The High Cost of Halloween

No one would ask a public school teacher to work on Christmas. It's a holiday.

Except if you're a Pagan, the holiday is December 21, and we're always still in school on that day.

For me, it gets worse.

As a Pagan, I need to take off work on Samhain.

Now, if I was a Pagan student, I would get the day off with no penalties. Teachers don't get that opportunity. If I want to celebrate the most important holy day on my yearly calendar, I have to lose either a sick day or a personal day.

So, what's the big deal about calling out sick on Halloween? Well, I did a little bit of math. For my first eight years of teaching, I am in a pool where I will be compensated $70 per day for unused sick or personal days. I have taken off Samhain (either one or two days, or one-and-a-half days) every year since I started teaching. Eight years, $70 per year ... That's $560. Throw in Imbolc, which I also take off every year, and the pot jumps to $1120.

Where's that war on Christianity that the moron Sessions is crowing about?

This looks to me like discrimination. Trust me, I'm watching our political events very closely, because I am ready to sue for that entire $1120 if the Christians push too hard on, say, something ridiculous like prayer in school.

Just for the record, I would be very willing and able to come to school on Christmas and teach a full day.

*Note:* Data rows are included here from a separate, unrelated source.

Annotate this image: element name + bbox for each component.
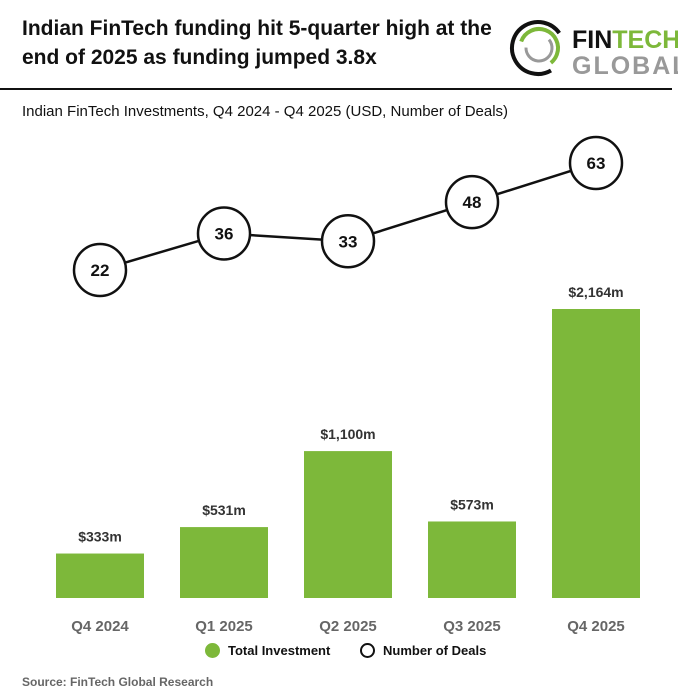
svg-text:FINTECH: FINTECH bbox=[572, 26, 678, 54]
bar-q2-2025 bbox=[304, 451, 392, 598]
deals-data-label: 22 bbox=[91, 261, 110, 280]
bar-q1-2025 bbox=[180, 527, 268, 598]
deals-data-label: 63 bbox=[587, 154, 606, 173]
x-tick-label: Q4 2025 bbox=[567, 618, 625, 635]
deals-marker bbox=[568, 135, 624, 191]
bar-q3-2025 bbox=[428, 521, 516, 598]
bar-data-label: $531m bbox=[202, 502, 246, 518]
source-note: Source: FinTech Global Research bbox=[22, 675, 214, 689]
legend-swatch-line bbox=[360, 643, 375, 658]
deals-marker bbox=[72, 242, 128, 298]
legend-label: Number of Deals bbox=[383, 643, 487, 658]
bar-q4-2024 bbox=[56, 553, 144, 598]
x-tick-label: Q1 2025 bbox=[195, 618, 253, 635]
bar-data-label: $573m bbox=[450, 496, 494, 512]
deals-data-label: 48 bbox=[463, 193, 482, 212]
header-divider bbox=[0, 88, 672, 90]
legend-item-total-investment: Total Investment bbox=[205, 643, 330, 658]
bar-data-label: $1,100m bbox=[320, 426, 375, 442]
x-tick-label: Q2 2025 bbox=[319, 618, 377, 635]
legend-label: Total Investment bbox=[228, 643, 331, 658]
svg-text:GLOBAL: GLOBAL bbox=[572, 52, 678, 78]
chart-subtitle: Indian FinTech Investments, Q4 2024 - Q4… bbox=[22, 103, 509, 120]
bar-data-label: $333m bbox=[78, 529, 122, 545]
headline: Indian FinTech funding hit 5-quarter hig… bbox=[22, 17, 492, 69]
deals-data-label: 36 bbox=[215, 224, 234, 243]
x-tick-label: Q4 2024 bbox=[71, 618, 129, 635]
bar-q4-2025 bbox=[552, 309, 640, 598]
bar-data-label: $2,164m bbox=[568, 284, 623, 300]
legend-swatch-bar bbox=[205, 643, 220, 658]
deals-marker bbox=[444, 174, 500, 230]
x-tick-label: Q3 2025 bbox=[443, 618, 501, 635]
fintech-global-logo: FINTECH GLOBAL bbox=[508, 18, 688, 80]
deals-data-label: 33 bbox=[339, 232, 358, 251]
legend-item-number-of-deals: Number of Deals bbox=[360, 643, 486, 658]
deals-marker bbox=[320, 214, 376, 269]
deals-marker bbox=[196, 206, 252, 261]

anne marie in philly said...

the one jewish person and the one hindu person at my small office take a vacation day for their religious holidays. I have no religion, so I use my vacation days for days off work. that sux that you can't take your religious holidays off. :(

Debra She Who Seeks said...

Yes, if things were equitable, everyone would get, say, four unspecified days per year that could be taken off without penalty for spiritual reasons (or for those with no religion, for any reason they feel like).

Janie Junebug said...

We have paid time off that we can take without giving a reason.